Originally released independently by the band and limited to a suitably malevolent 666 vinyl copies & given a full release on Rise Above in Spring 2019, Twin Temple’s debut is so beautifully conceived and executed that it sounds like a long, lost classic from the ‘60s, unearthed in some dusty studio vault. With Alexandra’s soulful but siren-like voice and partner Zachary James’ dazzling, authentic arrangements, songs like The Devil (Didn’t Make Me Do It) and I’m Wicked pledge their allegiance to Satan in the most bizarrely accessible and infectious of ways. Bolstered by plenty of analogue hiss and a devotion to old school recording techniques, it’s an album that brings the band’s unique and enlightened take on Satanism to vivid, vital life.
“Something we’re sick of is all the overproduced records,” says Alexandra. “It just takes the soul out of music. With this record, we wanted to get rid of all of that. We looked at how all our heroes made records in the ‘50s and ‘60s. They weren’t even mixing in stereo back then, so that’s why we made the record in mono. We did everything, including the vocals, live to tape. We went in the studio, played the songs two or three times and chose the best takes. The whole record was done in a day and a half. It has a rawness to it because we wanted to capture the human element, instead of overproducing everything. Perfect is boring.”
With a Satanic philosophy that prizes individualism, respect, equality and defiance, Twin Temple are intuitively in tune with rock’n’roll’s integral outcast culture, even if the fiendishly seditious sound of Alexandra singing enticingly about Sex Magick may make more than few music critics and unsuspecting punters spit their coffee across the room. Ultimately, this transgressive act of musical mischief is as subversive as it gets in this age of societal division, insidious ignorance and empty hostility.

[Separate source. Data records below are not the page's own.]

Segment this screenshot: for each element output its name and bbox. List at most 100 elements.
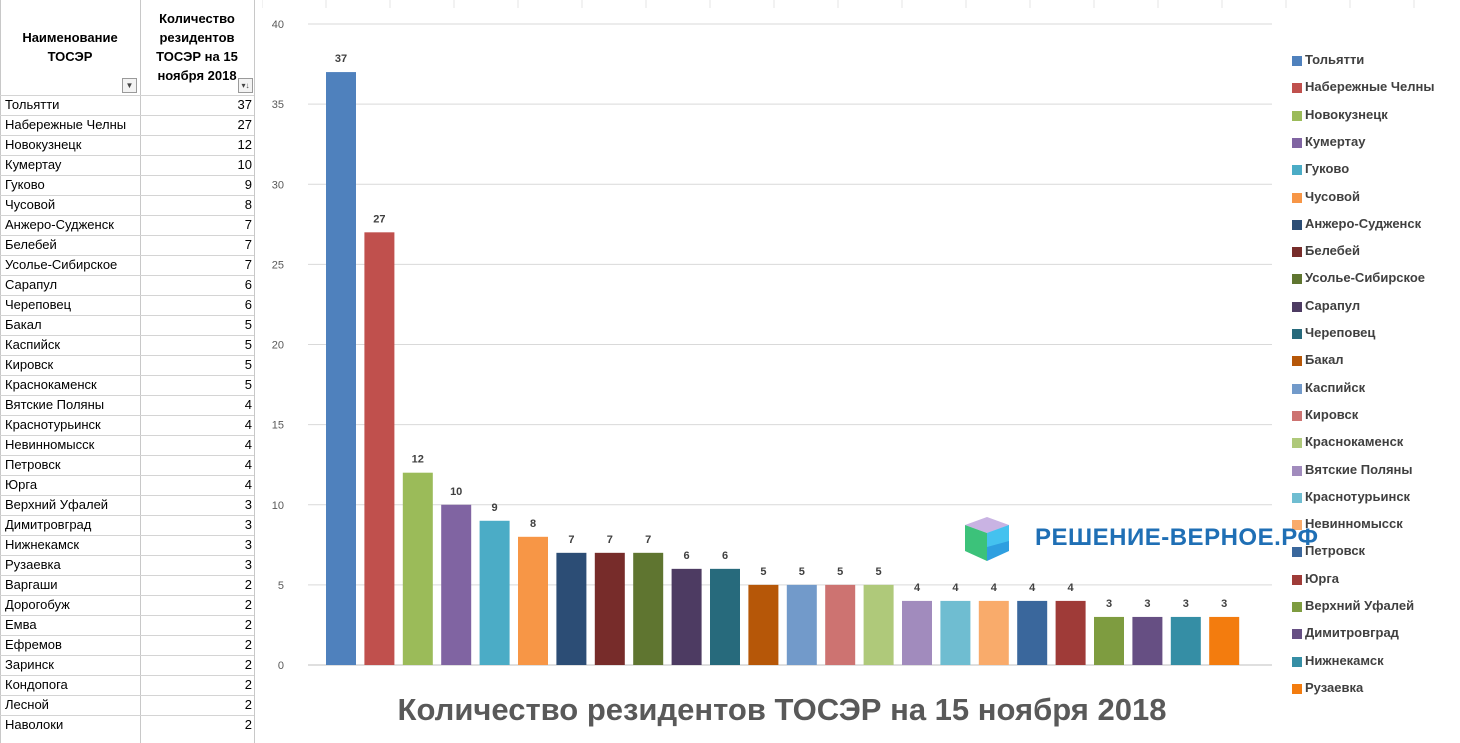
table-row[interactable]: Дорогобуж 2 [0, 595, 254, 615]
bar [940, 600, 971, 665]
table-row[interactable]: Кумертау 10 [0, 155, 254, 175]
column-header-name-label: Наименование ТОСЭР [22, 30, 118, 64]
legend-swatch [1292, 56, 1302, 66]
row-value: 3 [244, 497, 252, 512]
table-row[interactable]: Череповец 6 [0, 295, 254, 315]
data-label: 7 [568, 534, 574, 546]
table-row[interactable]: Тольятти 37 [0, 95, 254, 115]
legend-label: Вятские Поляны [1305, 461, 1413, 477]
row-value: 10 [237, 157, 252, 172]
bar [1017, 600, 1048, 665]
row-value: 4 [244, 417, 252, 432]
legend-swatch [1292, 656, 1302, 667]
row-name: Наволоки [5, 717, 64, 732]
table-row[interactable]: Гуково 9 [0, 175, 254, 195]
legend-swatch [1292, 83, 1302, 94]
data-label: 3 [1144, 598, 1150, 610]
legend-label: Кумертау [1305, 133, 1366, 149]
table-row[interactable]: Ефремов 2 [0, 635, 254, 655]
legend-label: Краснокаменск [1305, 434, 1404, 450]
row-value: 2 [244, 657, 252, 672]
row-name: Гуково [5, 177, 45, 192]
table-row[interactable]: Рузаевка 3 [0, 555, 254, 575]
table-row[interactable]: Юрга 4 [0, 475, 254, 495]
table-row[interactable]: Заринск 2 [0, 655, 254, 675]
bar [786, 584, 817, 665]
data-label: 4 [991, 582, 998, 594]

“To us, there is a connection between Satanism and rock ’n’ roll – they’re both very much defined by transgression, rejection of societal norms and a fierce sense of individualism and outsider culture,” Alexandra avows. “Historically, American rock ’n’ roll played an integral role in social justice and equality. In the face of racist Jim Crow laws of the south & segregation, you had black and white teenagers dancing together at the Frankie Lymon shows. This was about social change, about breaking down boundaries and all oppressive norms of the old guard. In our minds, vintage rock’n’roll, doo-wop and Satanism go hand in hand. But at the same time, we recognize that it’s not the most likely of pairings!”
It seems the Devil’s best tunes are in safe hands. Hail Twin Temple. Hail Satan!